Ambos tomaron sus armas y salieron a la alfombra. Los nobles estaban estupefactos ante la fiereza del combate, que el senescal tuvo que detener varias veces tras avisar a los gemelos que aquello era una pelea de caballeros y no una reyerta de rufianes.
La explicación
Al caer la tarde, cuatro conjurados se reunían en la casa de Simó. El lugar se había escogido por su discreción. Ni al caballero Marçal de Sant Jaume ni a Bernabé Mainar, y mucho menos al heredero Pedro Ramón, les convenía mostrarse juntos en público. Los medios para trasladarse hasta allí fueron diversos. Marçal de Sant Jaume llegó montado en un brioso corcel de sangre árabe, Bernabé Mainar en un pequeño carricoche de dos ruedas tirado por un mulo y el príncipe lo hizo en una discreta silla de manos que portaba gente de su confianza.
El gordo Simó no cabía en sí de gozo. Además del hombre que le había proporcionado el negocio, que tan ilustres personajes como Marçal de Sant Jaume y el heredero Pedro Ramón, acudieran a su casa, a él, que de liberto había llegado al cargo de primer subastador de esclavos, le proporcionaba una inmensa satisfacción.
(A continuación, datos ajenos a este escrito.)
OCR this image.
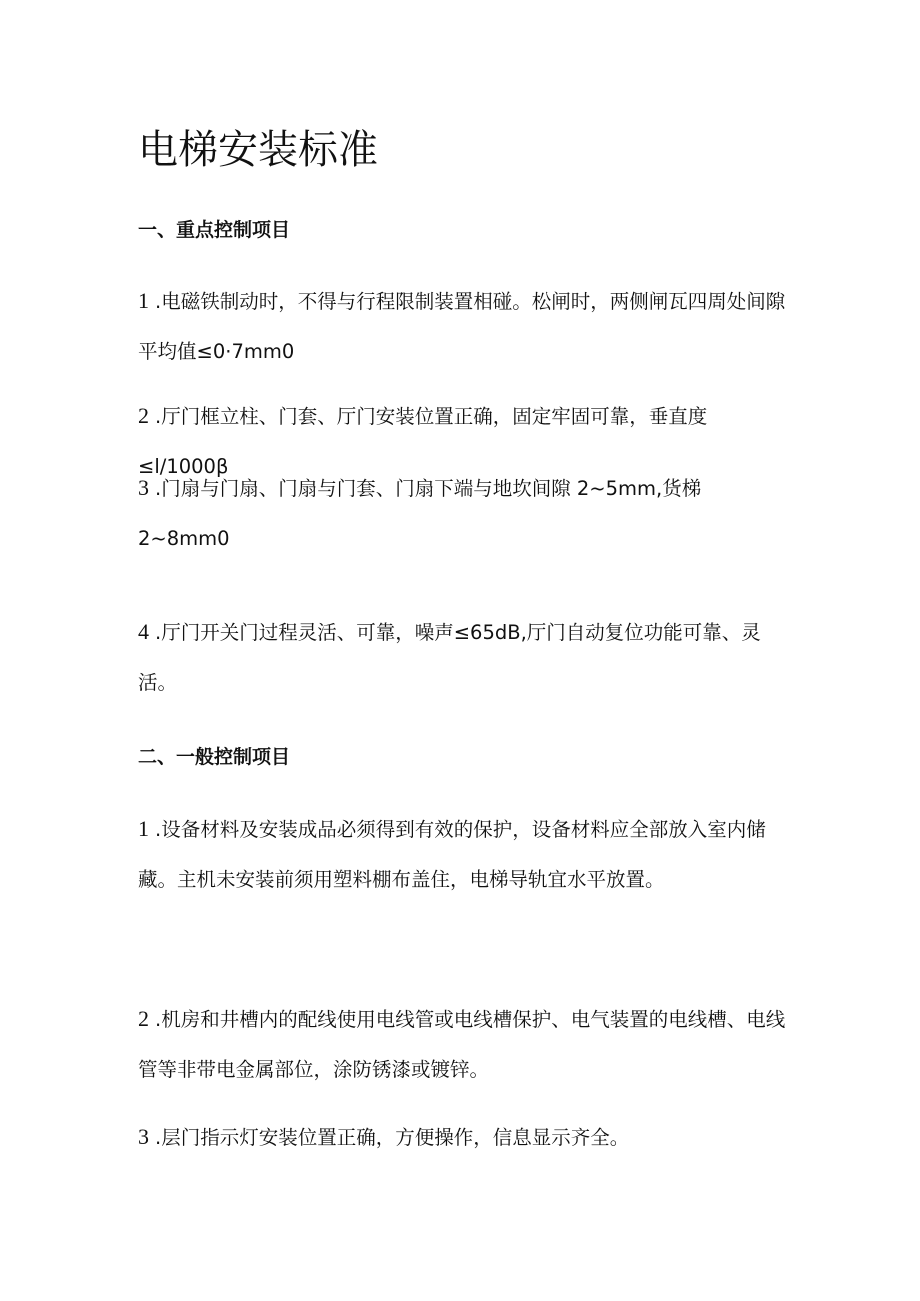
电梯安装标准
一、重点控制项目

1 .电磁铁制动时，不得与行程限制装置相碰。松闸时，两侧闸瓦四周处间隙平均值≤0·7mm0

2 .厅门框立柱、门套、厅门安装位置正确，固定牢固可靠，垂直度≤l/1000β

3 .门扇与门扇、门扇与门套、门扇下端与地坎间隙 2~5mm,货梯 2~8mm0

4 .厅门开关门过程灵活、可靠，噪声≤65dB,厅门自动复位功能可靠、灵活。

二、一般控制项目

1 .设备材料及安装成品必须得到有效的保护，设备材料应全部放入室内储藏。主机未安装前须用塑料棚布盖住，电梯导轨宜水平放置。

2 .机房和井槽内的配线使用电线管或电线槽保护、电气装置的电线槽、电线管等非带电金属部位，涂防锈漆或镀锌。

3 .层门指示灯安装位置正确，方便操作，信息显示齐全。
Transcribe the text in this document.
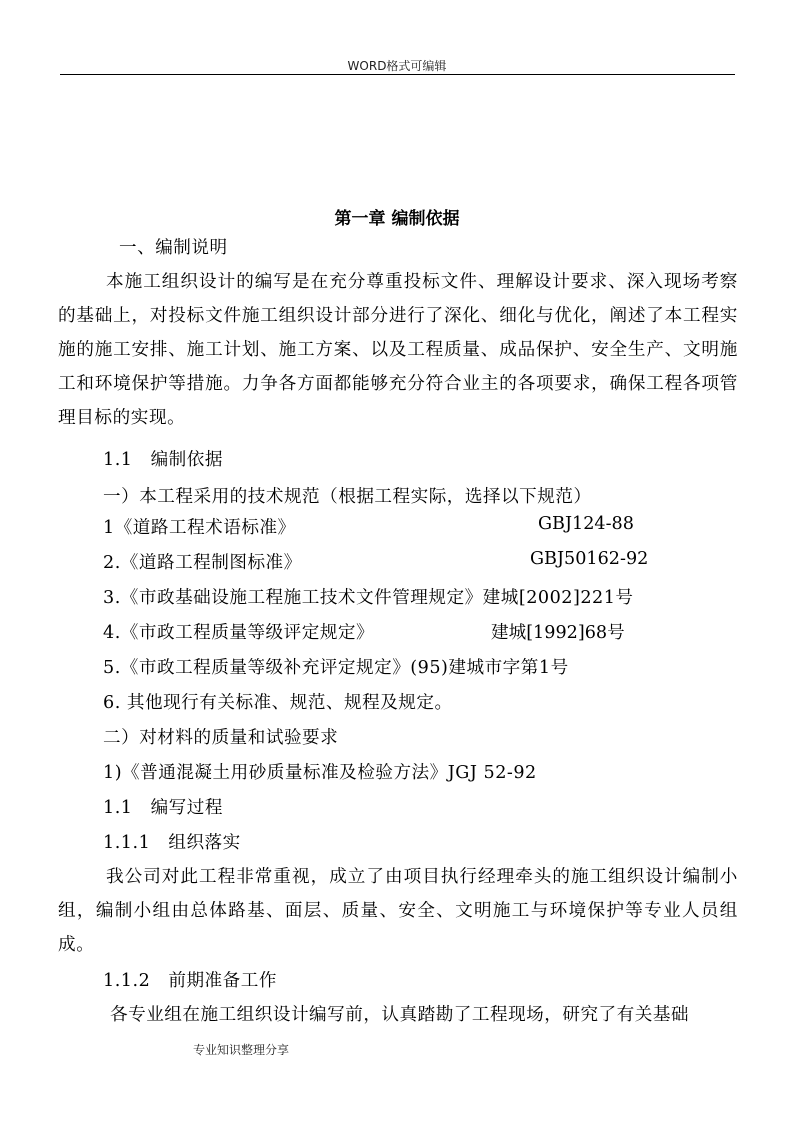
WORD格式可编辑
第一章 编制依据
一、编制说明
本施工组织设计的编写是在充分尊重投标文件、理解设计要求、深入现场考察的基础上，对投标文件施工组织设计部分进行了深化、细化与优化，阐述了本工程实施的施工安排、施工计划、施工方案、以及工程质量、成品保护、安全生产、文明施工和环境保护等措施。力争各方面都能够充分符合业主的各项要求，确保工程各项管理目标的实现。
1.1　编制依据
一）本工程采用的技术规范（根据工程实际，选择以下规范）
1《道路工程术语标准》	GBJ124-88
2.《道路工程制图标准》	GBJ50162-92
3.《市政基础设施工程施工技术文件管理规定》建城[2002]221号
4.《市政工程质量等级评定规定》	建城[1992]68号
5.《市政工程质量等级补充评定规定》(95)建城市字第1号
6. 其他现行有关标准、规范、规程及规定。
二）对材料的质量和试验要求
1)《普通混凝土用砂质量标准及检验方法》JGJ 52-92
1.1　编写过程
1.1.1　组织落实
我公司对此工程非常重视，成立了由项目执行经理牵头的施工组织设计编制小组，编制小组由总体路基、面层、质量、安全、文明施工与环境保护等专业人员组成。
1.1.2　前期准备工作
各专业组在施工组织设计编写前，认真踏勘了工程现场，研究了有关基础
专业知识整理分享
Había preparado su vivienda con esmero y lo había hecho adecuando el salón de abajo como mejor le había parecido. En él había colocado sus mejores pertenencias. Quizá pareciera recargado pero, indiscutiblemente, quien poseyera aquellos objetos, sin duda debería ser considerado un ciudadano pudiente.
Cuando, tras los saludos de rigor, sus huéspedes se hubieron acomodado, los criados traído las bebidas y se hubieron cerrado puertas y ventanas, creyó llegado el momento oportuno para introducir la explicación correspondiente.
—Me siento sumamente halagado de que señores tan importantes hayan elegido a este humilde servidor como mediador necesario para este importantísimo asunto. Mi casa no merecía tal honor y espero que mi empeño y dedicación se hagan merecedores de tan alto trato.